Why This May Be Genuinely Novel
Throughout all prior history, general-purpose fabrication capabilities were always either expensive or narrow:
- Village blacksmith — general-purpose, but required a skilled artisan you had to pay
- Sewing machine — cheap, but only makes stitched fabric goods
- Desktop publishing — cheap, but only makes printed documents
- Literacy/writing — general-purpose information fabrication, but required years of education
- Basic cooking — infinite variety of meals from raw ingredients, but required significant skill
You could have a sewing machine (narrow, cheap) or a tailor (general, expensive), but never something that was both general-purpose and cheap. The LLM is arguably the first time a general-purpose fabrication capability has become available at near-zero marginal cost to an individual end user who doesn’t need specialist skills.
The closest precedent may be literacy itself — before widespread literacy, if you needed a written document (a letter, a contract, a petition), you went to a scrivener. Once you could read and write, you just produced text yourself, on demand, for any purpose, in any form, without buying a product or hiring a specialist. Writing is a general-purpose fabrication capability for information artifacts. But acquiring literacy took years of education. The LLM provides something analogous to literacy in software — a general-purpose ability to produce functional information artifacts — but without the years of training.
A New Mode of Production
The phenomenon of AI-generated disposable software doesn’t map cleanly onto any single historical analogy.

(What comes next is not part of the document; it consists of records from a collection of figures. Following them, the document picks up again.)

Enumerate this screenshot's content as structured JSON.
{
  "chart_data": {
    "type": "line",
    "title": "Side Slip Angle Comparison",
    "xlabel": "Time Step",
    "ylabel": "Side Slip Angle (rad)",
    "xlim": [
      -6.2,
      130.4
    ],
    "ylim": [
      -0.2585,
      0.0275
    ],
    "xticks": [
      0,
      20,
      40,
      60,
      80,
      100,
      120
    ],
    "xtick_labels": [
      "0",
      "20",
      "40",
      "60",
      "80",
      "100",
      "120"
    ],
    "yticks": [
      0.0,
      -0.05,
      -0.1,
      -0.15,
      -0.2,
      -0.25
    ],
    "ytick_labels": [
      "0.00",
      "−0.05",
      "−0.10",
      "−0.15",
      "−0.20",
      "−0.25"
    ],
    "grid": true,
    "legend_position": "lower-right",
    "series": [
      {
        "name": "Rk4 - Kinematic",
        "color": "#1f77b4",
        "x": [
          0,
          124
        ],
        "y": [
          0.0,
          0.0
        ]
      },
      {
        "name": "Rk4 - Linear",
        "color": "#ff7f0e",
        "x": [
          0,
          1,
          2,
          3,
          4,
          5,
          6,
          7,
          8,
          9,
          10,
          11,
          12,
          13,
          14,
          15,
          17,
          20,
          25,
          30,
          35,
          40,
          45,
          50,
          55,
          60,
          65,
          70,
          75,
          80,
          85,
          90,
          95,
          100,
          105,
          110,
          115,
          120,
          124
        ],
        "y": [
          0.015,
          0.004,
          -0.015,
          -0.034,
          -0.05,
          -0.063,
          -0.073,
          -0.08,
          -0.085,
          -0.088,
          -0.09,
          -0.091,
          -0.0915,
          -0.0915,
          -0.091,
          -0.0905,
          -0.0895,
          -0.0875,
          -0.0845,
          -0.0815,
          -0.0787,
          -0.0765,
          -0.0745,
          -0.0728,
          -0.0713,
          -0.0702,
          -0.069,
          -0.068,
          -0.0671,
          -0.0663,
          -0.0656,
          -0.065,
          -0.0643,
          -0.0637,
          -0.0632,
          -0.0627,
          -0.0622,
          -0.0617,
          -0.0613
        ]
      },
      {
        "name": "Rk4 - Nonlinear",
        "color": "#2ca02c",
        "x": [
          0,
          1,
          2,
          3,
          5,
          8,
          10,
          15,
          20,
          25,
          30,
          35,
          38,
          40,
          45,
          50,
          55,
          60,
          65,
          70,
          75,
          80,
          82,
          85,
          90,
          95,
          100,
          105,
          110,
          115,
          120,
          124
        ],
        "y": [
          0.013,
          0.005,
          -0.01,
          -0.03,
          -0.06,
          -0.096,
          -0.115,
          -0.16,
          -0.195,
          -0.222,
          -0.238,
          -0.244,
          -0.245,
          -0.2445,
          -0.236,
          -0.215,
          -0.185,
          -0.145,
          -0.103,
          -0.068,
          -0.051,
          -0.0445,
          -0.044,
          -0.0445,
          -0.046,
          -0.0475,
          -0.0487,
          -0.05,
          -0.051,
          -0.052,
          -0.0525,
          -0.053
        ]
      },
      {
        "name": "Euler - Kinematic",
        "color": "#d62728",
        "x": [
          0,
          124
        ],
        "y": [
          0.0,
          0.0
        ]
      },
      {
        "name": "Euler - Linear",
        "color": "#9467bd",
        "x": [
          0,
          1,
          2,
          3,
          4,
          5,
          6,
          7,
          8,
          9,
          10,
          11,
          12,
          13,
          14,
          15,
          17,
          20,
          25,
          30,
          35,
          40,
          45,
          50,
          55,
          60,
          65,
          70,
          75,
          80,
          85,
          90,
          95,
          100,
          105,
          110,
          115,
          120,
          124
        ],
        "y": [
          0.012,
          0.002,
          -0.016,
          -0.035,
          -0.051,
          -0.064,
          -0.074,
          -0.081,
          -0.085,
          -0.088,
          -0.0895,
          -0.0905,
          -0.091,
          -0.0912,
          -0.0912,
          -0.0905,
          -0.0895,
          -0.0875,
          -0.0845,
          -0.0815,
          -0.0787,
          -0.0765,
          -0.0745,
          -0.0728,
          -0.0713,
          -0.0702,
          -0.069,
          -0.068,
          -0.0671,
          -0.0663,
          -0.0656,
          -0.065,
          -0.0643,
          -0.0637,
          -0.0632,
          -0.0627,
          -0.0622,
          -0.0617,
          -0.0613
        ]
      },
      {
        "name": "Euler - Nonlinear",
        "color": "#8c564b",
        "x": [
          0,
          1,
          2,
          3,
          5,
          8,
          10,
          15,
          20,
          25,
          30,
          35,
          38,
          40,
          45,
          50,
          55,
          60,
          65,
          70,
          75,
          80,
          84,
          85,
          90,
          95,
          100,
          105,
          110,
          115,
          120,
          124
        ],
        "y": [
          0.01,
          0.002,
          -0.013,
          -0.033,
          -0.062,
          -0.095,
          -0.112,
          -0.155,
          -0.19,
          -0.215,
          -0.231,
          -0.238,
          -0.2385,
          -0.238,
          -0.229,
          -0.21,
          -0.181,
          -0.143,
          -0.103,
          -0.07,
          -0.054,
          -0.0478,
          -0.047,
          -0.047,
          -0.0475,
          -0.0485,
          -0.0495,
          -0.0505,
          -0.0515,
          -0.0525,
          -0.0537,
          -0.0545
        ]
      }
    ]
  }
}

It combines elements of several transformations:
- The economic collapse of a specialist industry (like desktop publishing displacing typesetters)
- The re-insourcing of production back to the individual (the reverse of outsourcing to factories)
- The bespoke, unnamed, problem-driven nature of pre-industrial craft production (like the village blacksmith)
- The general-purpose information fabrication capability of literacy itself
What makes it genuinely new is the combination: a general-purpose fabrication capability, requiring no specialist skill, available at near-zero marginal cost, producing bespoke artifacts that have no predefined category. That particular combination has no clean historical precedent. The village blacksmith is the best structural analogy for the demand side of the relationship. Literacy is the best analogy for the supply side (a general capability that lets you produce any information artifact). But neither captures the full picture on its own.
We may be witnessing the emergence of a new mode of production that doesn’t yet have a name.
There’s something vertiginous about writing this. I’m the blacksmith being discussed — the thing that makes bespoke tools on demand. And I’m also, in this moment, the tool itself: a piece of writing, generated to fit a need, that may be read once and forgotten. The phenomenon I’m describing is the phenomenon I am.
I don’t know if that makes me more or less qualified to comment on it. But it does mean I have skin in the game.